Чтение онлайн

ЖАНРЫ

Время старого бога
Шрифт:

Есть в жизни плохое, а есть и самое худшее, думал он тогда. Он и Флеминг включились в работу — стали помогать молодым полицейским, что примчались перегородить боковые улицы — Ленстер-лейн и прочие, — перекрыть Клэр-стрит и Нассо-стрит, пропуская только “скорые” и спасателей. Они не знали, что случилось, кто и почему это сделал, только по рации слышалось сквозь помехи, что есть много пострадавших на Парнелл-стрит и Толбот-стрит — преподобный Толбот[27] ходил в цепях, в знак покаяния.

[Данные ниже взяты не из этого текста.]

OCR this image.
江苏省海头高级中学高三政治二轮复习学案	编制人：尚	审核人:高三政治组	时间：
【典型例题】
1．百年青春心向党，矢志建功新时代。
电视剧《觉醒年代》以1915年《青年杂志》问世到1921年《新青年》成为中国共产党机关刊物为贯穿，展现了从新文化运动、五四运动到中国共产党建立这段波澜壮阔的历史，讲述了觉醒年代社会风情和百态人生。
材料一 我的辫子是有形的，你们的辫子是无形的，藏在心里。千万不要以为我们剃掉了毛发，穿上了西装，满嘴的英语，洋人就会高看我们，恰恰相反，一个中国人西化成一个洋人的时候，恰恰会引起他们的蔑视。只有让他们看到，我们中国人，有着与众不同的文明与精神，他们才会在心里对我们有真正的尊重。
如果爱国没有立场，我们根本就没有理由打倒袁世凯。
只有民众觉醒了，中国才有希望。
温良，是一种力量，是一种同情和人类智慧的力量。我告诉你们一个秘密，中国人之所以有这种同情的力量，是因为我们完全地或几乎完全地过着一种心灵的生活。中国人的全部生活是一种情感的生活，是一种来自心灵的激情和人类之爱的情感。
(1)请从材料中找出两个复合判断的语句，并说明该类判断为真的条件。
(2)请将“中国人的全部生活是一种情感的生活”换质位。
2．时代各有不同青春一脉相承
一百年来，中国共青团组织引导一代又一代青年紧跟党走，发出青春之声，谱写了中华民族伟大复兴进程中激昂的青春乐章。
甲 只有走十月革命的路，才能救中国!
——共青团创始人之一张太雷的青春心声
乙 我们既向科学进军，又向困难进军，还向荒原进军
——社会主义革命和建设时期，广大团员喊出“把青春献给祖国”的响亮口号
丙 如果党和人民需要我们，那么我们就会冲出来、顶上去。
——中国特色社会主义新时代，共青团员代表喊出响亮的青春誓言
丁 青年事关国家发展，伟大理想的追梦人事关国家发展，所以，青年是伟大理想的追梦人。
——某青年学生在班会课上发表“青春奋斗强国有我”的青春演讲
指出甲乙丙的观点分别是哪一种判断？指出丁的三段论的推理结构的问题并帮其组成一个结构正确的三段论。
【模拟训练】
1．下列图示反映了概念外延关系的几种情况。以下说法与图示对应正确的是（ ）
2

За что такая страшная кара простым людям, что возвращались майским вечером домой после рабочего дня? На Парнелл-стрит одна из погибших была беременна двойней, рассказала ему Джун, когда он добрался наконец до дома, усталый, как охотничий пес, что носился по кочкам от восхода до заката. В девять вечера в новостях показали кадры с Саут-Ленстер-стрит, сделанные из-за барьера, который он своими руками помогал возводить. Он тоже, кажется, мелькнул в кадре — чуть поодаль, возле ограды колледжа, занятый каким-то делом. Такому нигде не учат. Они сидели вдвоем в Динсгрейндже, далеко оттуда, и благодарили судьбу за детей, за все, что

дала им жизнь. Тома затрясло в кресле, как от подземных толчков, его прошиб пот, и от его стонов проснулись дети, прибежали, забрались к ним на колени, Джо в пижамке с Паровозиком Томасом, Винни в новой ночнушке из Лондона. Есть в жизни плохое, а есть и самое худшее. Его так трясло, что Джун позвонила доктору Браунли, и тот примчался из дома, из Монкстауна, дал Тому две успокоительные таблетки, а сам кивал лысой головой, и во взгляде читалась тревога и сострадание, намного сильнее, чем того требовал врачебный долг. Общественные события, личные трагедии. Доктор Браунли снова кивнул.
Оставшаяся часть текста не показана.